Michigan State guard Gary Harris knows the drill. He’s played in the physical Big Ten Conference, he’s played in big games and he’s played in hostile environments that test your nerves at every turn. So he’s been tested in that regard. Still, when you’re dealing with what amount to be job interviews at the NBA level, you feel the magnitude of the moment.
“I feel like everybody should be nervous,” Harris said at the Draft Combine in Chicago. “We’re all embarking on a new life that none of us have experienced before. It’s not college, it’s different. We’re in a grown man’s world. It’s going to be different, but I’m also excited to get on with my future.”
He’s got the right mindset for it.
Harris leaves the Spartans program as a player very well established as a two-way player who gives effort on every possession. He’s confident his effort will help his game translate to the next level, and by most accounts he’s got all the intangibles you look for in a player. He hustles, he works hard, he plays strong defense and he has a solid handle for an off-guard.
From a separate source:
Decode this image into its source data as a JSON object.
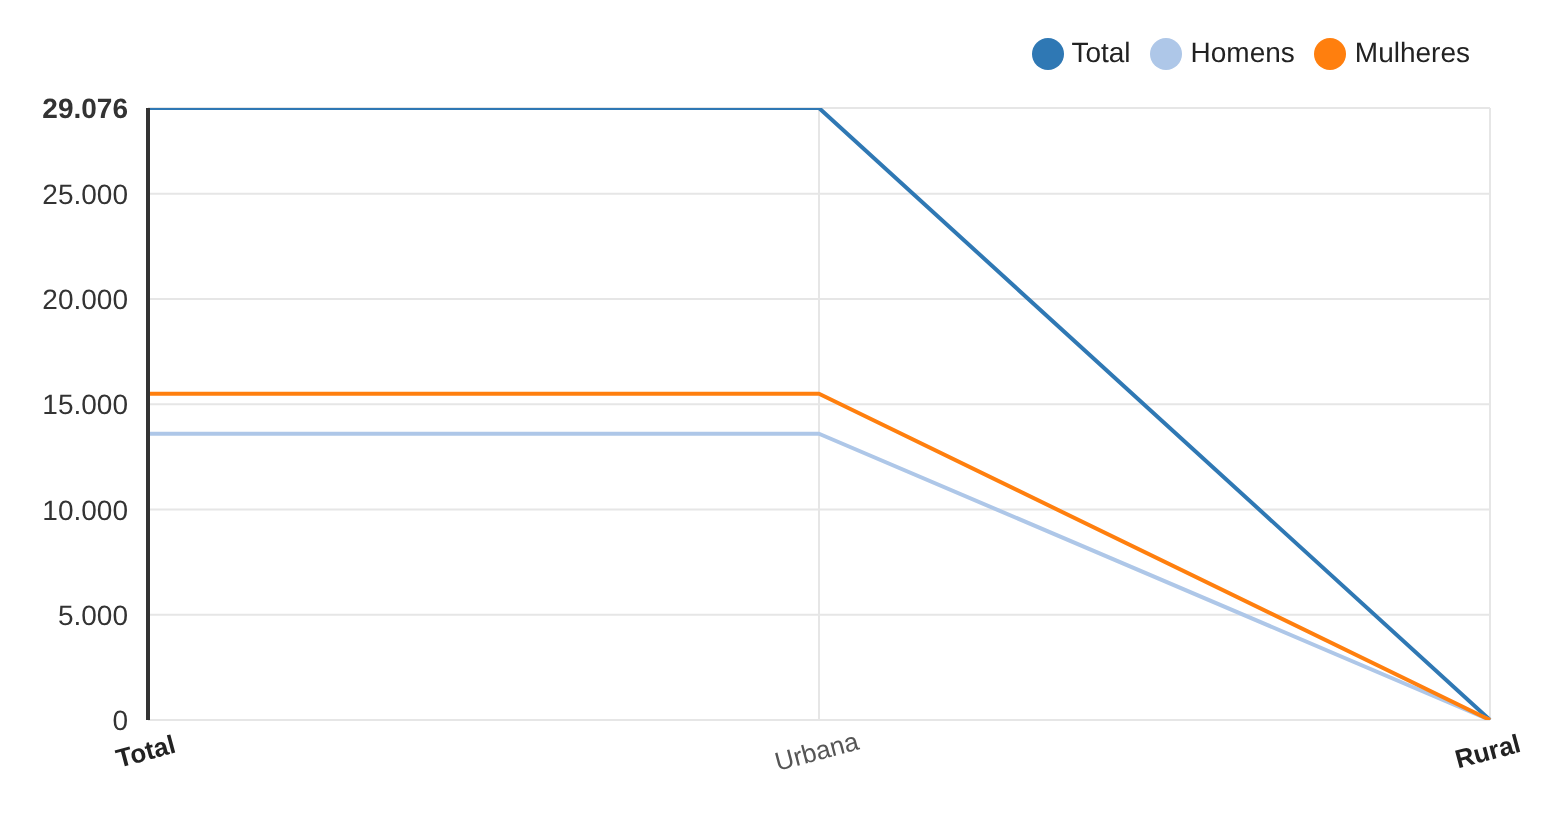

He’s never played in the NBA before, but he said he feels like his abilities mirror what the league desires. Even if he is a bit undersized by 2-guard standards.
“I’m not worried about [being undersized],” he said. “I’m a competitor. I go out and I compete regardless of size.”
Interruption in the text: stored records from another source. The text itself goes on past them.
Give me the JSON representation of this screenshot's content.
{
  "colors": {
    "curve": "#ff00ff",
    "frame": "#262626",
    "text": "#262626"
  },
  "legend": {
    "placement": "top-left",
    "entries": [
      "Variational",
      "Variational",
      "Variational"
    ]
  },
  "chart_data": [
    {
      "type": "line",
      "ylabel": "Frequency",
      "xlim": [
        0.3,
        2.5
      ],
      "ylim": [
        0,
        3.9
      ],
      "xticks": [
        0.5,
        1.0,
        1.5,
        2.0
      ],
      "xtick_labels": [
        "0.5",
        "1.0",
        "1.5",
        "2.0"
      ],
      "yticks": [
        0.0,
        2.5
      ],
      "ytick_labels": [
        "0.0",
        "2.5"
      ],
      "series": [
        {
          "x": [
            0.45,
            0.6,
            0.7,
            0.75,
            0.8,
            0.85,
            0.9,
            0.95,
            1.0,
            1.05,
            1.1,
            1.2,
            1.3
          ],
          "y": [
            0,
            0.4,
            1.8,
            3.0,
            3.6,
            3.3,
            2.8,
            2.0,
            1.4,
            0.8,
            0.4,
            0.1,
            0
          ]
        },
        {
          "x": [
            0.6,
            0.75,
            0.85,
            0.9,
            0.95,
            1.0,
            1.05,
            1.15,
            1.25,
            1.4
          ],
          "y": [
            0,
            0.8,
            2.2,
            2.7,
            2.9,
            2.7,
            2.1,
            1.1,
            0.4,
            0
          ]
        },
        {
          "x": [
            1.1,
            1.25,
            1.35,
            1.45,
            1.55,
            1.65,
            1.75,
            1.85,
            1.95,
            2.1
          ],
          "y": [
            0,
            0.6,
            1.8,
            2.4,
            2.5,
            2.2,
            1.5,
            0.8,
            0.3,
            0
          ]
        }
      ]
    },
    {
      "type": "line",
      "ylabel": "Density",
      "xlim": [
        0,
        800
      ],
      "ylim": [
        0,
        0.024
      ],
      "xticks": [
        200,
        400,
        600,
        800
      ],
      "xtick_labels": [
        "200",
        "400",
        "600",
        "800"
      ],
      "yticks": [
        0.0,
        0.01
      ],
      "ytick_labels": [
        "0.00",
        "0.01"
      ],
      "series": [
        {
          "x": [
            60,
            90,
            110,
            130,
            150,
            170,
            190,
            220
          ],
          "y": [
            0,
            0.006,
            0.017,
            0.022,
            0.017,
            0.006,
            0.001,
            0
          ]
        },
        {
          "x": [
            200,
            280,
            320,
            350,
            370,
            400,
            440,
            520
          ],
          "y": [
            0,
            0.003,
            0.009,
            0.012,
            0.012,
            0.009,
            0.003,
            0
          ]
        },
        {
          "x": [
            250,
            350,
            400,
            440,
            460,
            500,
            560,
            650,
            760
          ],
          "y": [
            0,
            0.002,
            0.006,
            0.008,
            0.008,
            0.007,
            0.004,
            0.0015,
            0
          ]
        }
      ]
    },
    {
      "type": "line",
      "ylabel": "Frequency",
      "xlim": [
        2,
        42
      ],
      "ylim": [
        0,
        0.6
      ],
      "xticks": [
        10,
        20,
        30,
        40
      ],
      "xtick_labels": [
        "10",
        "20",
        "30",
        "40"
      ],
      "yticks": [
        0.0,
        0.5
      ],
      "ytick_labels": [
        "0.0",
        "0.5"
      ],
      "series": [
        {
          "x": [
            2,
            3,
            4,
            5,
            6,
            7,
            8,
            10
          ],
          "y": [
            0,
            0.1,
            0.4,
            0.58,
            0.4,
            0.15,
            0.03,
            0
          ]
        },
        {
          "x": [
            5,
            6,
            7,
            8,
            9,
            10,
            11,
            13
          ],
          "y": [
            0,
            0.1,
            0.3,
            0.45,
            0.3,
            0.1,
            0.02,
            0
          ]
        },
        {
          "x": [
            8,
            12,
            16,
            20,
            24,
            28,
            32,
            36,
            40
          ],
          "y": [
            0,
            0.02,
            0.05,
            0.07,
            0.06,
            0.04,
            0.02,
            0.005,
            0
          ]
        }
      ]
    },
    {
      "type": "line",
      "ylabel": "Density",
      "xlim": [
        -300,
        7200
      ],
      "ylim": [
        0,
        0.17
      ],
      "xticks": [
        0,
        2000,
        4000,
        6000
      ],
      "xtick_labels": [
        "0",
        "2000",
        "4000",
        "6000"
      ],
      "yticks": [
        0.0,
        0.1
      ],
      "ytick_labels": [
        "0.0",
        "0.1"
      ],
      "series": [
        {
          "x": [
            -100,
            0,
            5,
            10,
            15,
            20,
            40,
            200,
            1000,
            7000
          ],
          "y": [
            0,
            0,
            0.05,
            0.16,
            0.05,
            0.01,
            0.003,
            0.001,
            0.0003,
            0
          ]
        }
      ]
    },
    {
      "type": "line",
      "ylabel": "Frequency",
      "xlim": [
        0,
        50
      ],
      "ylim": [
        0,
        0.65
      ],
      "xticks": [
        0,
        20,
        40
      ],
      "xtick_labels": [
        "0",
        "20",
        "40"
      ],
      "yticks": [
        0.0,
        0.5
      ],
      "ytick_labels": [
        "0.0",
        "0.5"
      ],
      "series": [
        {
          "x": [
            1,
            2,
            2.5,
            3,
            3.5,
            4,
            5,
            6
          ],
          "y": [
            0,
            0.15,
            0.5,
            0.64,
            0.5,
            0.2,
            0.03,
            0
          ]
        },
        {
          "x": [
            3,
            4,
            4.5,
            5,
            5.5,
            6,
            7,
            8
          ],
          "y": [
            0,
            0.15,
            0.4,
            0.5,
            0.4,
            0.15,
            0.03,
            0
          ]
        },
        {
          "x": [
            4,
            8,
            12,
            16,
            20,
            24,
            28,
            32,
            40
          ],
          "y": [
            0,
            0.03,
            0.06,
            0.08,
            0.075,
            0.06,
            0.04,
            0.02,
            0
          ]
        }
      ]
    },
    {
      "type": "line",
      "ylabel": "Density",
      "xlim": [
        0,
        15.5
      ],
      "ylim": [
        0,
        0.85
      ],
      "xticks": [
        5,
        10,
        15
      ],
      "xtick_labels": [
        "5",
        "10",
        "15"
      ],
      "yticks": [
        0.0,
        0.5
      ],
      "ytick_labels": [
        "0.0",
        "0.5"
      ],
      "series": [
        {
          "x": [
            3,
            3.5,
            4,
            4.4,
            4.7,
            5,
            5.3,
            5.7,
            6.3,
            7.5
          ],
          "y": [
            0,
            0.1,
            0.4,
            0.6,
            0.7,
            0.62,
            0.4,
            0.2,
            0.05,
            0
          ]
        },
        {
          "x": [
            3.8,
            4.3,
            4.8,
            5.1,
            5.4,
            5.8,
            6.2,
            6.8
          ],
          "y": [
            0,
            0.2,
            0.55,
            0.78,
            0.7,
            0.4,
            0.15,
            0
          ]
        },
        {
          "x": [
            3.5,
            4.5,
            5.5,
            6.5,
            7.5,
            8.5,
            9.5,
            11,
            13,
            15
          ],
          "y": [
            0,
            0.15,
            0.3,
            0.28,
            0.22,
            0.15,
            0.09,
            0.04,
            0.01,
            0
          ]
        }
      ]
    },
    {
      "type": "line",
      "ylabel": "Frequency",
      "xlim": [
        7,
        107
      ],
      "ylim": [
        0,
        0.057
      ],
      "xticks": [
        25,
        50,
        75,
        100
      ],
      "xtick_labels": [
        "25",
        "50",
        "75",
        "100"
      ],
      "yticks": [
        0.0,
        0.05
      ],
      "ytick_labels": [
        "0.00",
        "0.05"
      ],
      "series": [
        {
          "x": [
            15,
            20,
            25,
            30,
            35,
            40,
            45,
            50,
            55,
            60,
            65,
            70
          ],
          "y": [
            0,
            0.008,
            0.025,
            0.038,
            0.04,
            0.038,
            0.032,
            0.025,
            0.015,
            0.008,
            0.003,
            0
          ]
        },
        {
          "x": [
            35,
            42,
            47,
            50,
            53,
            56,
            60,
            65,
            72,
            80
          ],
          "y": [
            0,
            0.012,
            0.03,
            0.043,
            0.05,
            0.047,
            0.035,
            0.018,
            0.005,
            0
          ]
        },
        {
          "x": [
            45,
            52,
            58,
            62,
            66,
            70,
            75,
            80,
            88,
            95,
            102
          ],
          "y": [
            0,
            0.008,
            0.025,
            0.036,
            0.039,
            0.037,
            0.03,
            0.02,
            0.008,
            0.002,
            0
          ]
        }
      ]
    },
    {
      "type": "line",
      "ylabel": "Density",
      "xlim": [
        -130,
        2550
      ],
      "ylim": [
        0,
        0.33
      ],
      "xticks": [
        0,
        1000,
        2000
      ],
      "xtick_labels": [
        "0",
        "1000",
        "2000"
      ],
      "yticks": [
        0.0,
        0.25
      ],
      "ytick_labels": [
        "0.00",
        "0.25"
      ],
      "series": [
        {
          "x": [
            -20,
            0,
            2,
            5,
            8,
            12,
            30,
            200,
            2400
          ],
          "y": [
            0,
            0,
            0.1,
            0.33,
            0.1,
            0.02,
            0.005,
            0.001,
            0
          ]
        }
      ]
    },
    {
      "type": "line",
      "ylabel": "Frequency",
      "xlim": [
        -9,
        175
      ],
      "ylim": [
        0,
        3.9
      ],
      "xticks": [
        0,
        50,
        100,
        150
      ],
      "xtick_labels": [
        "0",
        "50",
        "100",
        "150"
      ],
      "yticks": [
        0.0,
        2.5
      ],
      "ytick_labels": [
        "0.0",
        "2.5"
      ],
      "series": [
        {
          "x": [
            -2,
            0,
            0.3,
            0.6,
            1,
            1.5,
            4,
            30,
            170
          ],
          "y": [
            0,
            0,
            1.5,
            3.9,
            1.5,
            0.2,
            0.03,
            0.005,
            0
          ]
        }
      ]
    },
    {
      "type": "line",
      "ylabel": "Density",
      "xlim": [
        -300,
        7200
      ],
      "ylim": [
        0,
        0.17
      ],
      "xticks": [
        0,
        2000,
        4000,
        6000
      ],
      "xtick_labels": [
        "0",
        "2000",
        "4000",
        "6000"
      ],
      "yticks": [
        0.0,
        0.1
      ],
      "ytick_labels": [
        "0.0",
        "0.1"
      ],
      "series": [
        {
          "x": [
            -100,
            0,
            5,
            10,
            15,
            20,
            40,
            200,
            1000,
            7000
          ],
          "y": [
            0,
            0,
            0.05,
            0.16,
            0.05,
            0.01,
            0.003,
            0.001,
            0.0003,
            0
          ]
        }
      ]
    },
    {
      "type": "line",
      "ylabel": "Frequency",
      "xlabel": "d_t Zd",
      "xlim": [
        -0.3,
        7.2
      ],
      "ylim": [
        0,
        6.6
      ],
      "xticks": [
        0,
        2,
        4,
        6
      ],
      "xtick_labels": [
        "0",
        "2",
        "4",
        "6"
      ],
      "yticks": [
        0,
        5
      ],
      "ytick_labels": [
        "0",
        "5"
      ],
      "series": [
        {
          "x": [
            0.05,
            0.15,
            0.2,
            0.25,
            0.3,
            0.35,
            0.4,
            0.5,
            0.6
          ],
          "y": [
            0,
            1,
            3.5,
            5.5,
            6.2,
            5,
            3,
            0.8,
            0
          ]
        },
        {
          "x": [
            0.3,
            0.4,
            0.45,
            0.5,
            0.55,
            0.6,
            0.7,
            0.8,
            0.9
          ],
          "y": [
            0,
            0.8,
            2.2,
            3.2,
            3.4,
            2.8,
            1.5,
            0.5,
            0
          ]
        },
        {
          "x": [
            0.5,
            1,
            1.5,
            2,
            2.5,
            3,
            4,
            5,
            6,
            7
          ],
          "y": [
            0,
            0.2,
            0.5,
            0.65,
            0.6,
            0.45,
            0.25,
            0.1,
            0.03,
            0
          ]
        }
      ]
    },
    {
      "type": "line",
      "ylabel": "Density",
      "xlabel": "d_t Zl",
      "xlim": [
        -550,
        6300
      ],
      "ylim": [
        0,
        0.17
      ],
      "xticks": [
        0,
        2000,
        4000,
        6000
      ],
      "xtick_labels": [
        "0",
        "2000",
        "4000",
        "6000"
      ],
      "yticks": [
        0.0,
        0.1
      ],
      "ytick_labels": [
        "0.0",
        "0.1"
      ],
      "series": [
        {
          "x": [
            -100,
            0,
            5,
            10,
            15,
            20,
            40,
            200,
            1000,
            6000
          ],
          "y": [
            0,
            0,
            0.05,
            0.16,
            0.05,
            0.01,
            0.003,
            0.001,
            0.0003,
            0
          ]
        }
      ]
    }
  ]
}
And when it comes to contribute in a pick-and-roll dominated world, he’s not worried about that either. He’s ready to just take what the defense gives you, he said.
“I think it suits me well,” Harris said. “I feel like I’m pretty good in the pick-and-roll, and I feel like I have confidence running that, and I feel like that could definitely be a good fit for me.”
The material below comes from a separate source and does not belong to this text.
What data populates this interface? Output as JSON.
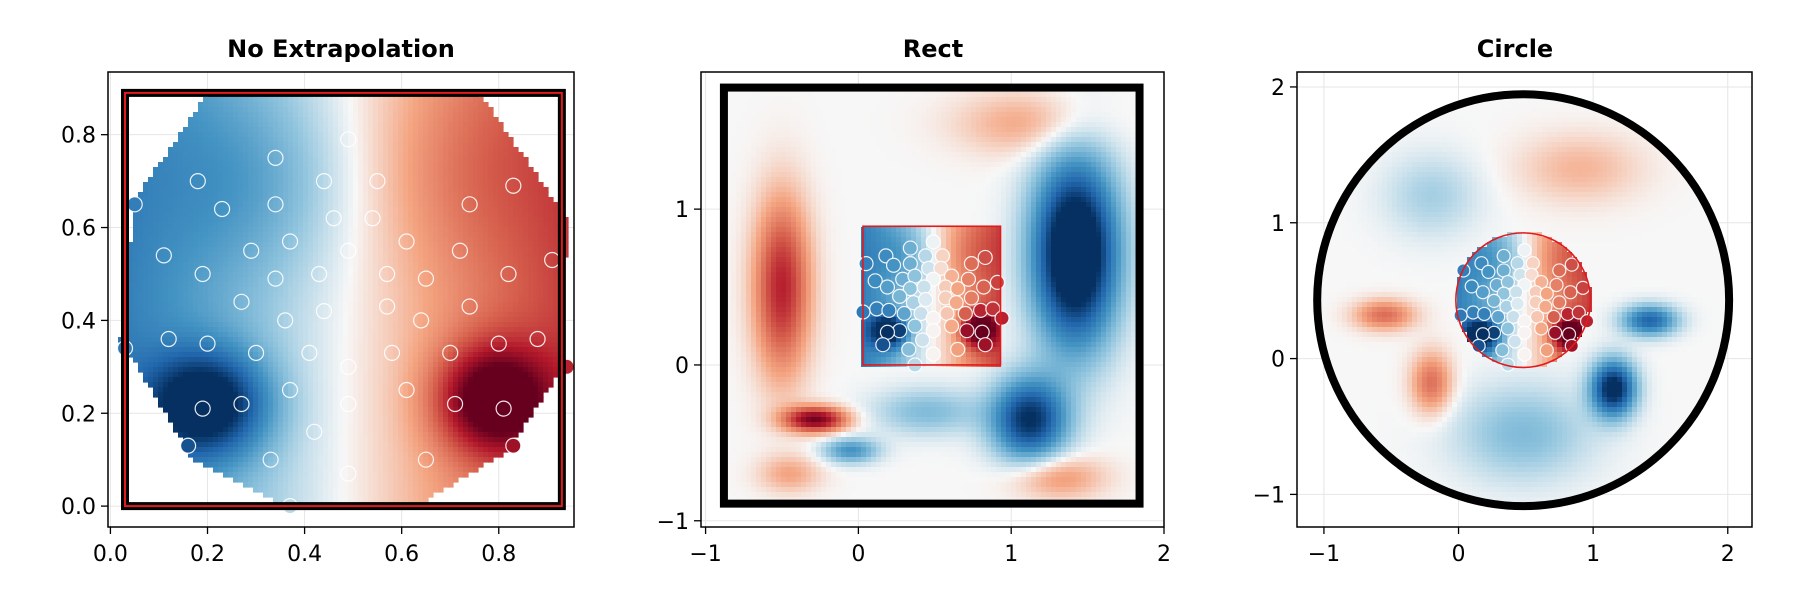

Harris will be a two-way player for an NBA franchise, which makes a big difference. He’s a sound defender that plays with strong fundamentals as well as tenacious intensity. He also tends to understand the game, which factors into his success on both ends of the court. Harris is a versatile player and does have the ability to score at the rim and from outside. His numbers from 3-point range dipped last season, but inside the arc he did shoot better than 50 percent in 2013-14. He did, however, improve his free-throw shooting, and he is a player that can help create for others. Harris seems to feel comfortable coming off screens and hitting shots as well as doing so off the dribble and in step-backs. With his size, that will probably be an important part of his game at the next level—being able to finish by creating a little space. He’s also a player who is young and has a good amount of upside, so whichever team decides to take him should get a reliable player.
The biggest area of concern with Harris is probably his size. He’s 6-foot-4, and typically you’d like to see your shooting guards in the 6-foot-6 or 6-foot-7 range if they’re logging big minutes or starting for your squad. He’s not overly athletic compared to other wings in this draft, which doesn’t help make up for his size and also raises questions about how he might be able to stack up against his counterparts in the NBA. His 3-point shooting as a sophomore was not as efficient as it was as a freshman. Part of that could be because there are questions about his shot selection, which is another area that NBA teams might look into while deciding on Harris.
THEY SAID IT
“It’s kind of crazy, you know? I’m seeing this on TV before and I’ve seen the ESPNU film and the Combine and the Drills, and you know to be here it’s kind of like, wow, it’s really happening. It just motivates you to keep striving and improving and get better.” — Michigan State’s Gary Harris on the Combine/Draft process
WHAT HE CAN BRING TO THE WOLVES
Harris has a lot of upside as an all-around player. He might not be the best at any one thing on the court, but he is pretty solid on both ends of the floor and could be a strong rotation player for a team throughout his career. He brings intensity and intangibles as a competitor, which is always the basis for success in the league. He projects to be a pretty solid shooter in the league, and he’s said he feels comfortable operating out of the pick-and-roll. His defense projects to be a major selling point for looking at Harris in this Draft class.